J’aborderai trois points : premièrement, le contexte de la réconciliation économique; deuxièmement, les Sociétés de développement économique autochtones; troisièmement, les exemples d’entreprises établies au Québec qui sont des modèles à suivre.
D’abord, je dirai quelques mots sur le contexte global. Dans les limites définies par les gouvernements coloniaux de ce qui constitue notre pays, où des peuples autochtones étaient bien établis bien avant l’arrivée de Jacques Cartier, il existait des rapports économiques entre les peuples autochtones. Cependant, les régimes coloniaux, avec leurs concepts et leurs lois, ont imposé à ces peuples des visions différentes et les ont ainsi privés d’une pleine participation économique.

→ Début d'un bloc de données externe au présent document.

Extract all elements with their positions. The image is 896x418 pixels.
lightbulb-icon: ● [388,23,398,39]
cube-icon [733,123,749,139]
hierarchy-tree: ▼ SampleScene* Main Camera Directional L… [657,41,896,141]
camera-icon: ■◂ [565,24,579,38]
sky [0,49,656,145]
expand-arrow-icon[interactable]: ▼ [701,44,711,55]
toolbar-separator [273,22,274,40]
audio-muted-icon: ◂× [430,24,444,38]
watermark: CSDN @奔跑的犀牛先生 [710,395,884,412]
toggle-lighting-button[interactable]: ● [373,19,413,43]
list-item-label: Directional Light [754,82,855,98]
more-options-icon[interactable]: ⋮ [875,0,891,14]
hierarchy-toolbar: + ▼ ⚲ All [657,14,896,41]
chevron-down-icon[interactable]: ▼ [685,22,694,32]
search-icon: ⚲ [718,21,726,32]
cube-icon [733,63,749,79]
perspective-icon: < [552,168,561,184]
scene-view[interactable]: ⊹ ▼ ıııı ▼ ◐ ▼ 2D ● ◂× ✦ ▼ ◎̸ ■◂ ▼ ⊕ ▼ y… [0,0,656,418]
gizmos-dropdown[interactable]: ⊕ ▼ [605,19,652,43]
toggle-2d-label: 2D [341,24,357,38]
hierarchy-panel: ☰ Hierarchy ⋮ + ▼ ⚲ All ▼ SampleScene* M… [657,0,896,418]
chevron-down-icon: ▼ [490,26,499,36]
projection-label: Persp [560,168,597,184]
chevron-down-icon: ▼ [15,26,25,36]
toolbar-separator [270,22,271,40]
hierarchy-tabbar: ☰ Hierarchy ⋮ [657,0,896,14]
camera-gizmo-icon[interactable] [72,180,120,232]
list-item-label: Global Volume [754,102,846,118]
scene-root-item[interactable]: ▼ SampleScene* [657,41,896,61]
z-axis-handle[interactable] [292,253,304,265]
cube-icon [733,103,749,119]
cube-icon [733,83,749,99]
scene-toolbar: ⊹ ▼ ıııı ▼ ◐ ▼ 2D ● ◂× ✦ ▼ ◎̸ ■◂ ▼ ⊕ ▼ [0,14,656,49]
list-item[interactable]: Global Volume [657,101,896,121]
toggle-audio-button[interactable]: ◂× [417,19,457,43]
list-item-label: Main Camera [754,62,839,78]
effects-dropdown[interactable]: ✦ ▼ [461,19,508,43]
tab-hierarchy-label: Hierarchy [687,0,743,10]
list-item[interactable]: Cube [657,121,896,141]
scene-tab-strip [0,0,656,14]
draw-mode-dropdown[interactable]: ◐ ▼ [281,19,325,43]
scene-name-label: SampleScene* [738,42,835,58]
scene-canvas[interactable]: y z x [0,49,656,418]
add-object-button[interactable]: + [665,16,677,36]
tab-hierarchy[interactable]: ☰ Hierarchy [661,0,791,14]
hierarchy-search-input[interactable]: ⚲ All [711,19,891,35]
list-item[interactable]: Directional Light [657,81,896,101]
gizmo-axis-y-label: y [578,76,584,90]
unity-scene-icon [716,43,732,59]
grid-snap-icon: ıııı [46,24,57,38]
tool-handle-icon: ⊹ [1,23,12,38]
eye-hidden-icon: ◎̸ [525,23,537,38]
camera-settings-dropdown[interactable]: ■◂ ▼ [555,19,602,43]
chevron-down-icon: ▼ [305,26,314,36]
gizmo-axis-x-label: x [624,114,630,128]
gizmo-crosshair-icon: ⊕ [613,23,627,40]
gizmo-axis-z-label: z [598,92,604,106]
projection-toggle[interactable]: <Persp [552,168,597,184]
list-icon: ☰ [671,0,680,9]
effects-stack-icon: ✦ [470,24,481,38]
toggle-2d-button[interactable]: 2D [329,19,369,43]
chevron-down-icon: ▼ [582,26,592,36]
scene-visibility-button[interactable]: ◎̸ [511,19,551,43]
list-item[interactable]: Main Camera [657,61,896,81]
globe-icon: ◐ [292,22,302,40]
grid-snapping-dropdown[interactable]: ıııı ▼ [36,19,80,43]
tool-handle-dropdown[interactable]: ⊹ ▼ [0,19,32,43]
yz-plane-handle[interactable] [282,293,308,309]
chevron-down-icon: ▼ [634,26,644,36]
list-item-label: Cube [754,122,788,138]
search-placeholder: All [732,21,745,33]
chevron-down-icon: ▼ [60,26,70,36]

Qui plus est, les colonisateurs ont mis en place un système d’appropriation des terres et des richesses qui s’est construit à vils prix et dans des conditions non respectueuses des droits des peuples autochtones. En 1867, la mise en place de notre système de gouvernance s’est accompagnée de politiques et de lois racistes reposant sur le principe de la suprématie de l’homme blanc et de ses croyances religieuses, culturelles et économiques, qui ont mené notamment au système des pensionnats, à l’interdiction de l’utilisation des langues et des pratiques autochtones et à d’autres formes d’assimilation.
Le temps est venu de parler de réconciliation, notamment de réconciliation économique, comme l’a suggéré l’appel à l’action no 92 de la Commission de vérité et réconciliation du Canada.
Ces dernières années, le Canada a reçu des orientations stratégiques et a progressé dans l’atteinte des objectifs. En 2021, le sénateur Klyne et d’autres ont abordé la question de la réconciliation économique dans le cadre du débat sur le projet de loi C-15 concernant la Déclaration des Nations unies sur les droits des peuples autochtones. Le sénateur Klyne a parlé de l’importance de faire participer les entreprises autochtones dans le plan d’action de la déclaration. Nous attendons avec impatience le plan du gouvernement qui, nous l’espérons, respectera cet engagement.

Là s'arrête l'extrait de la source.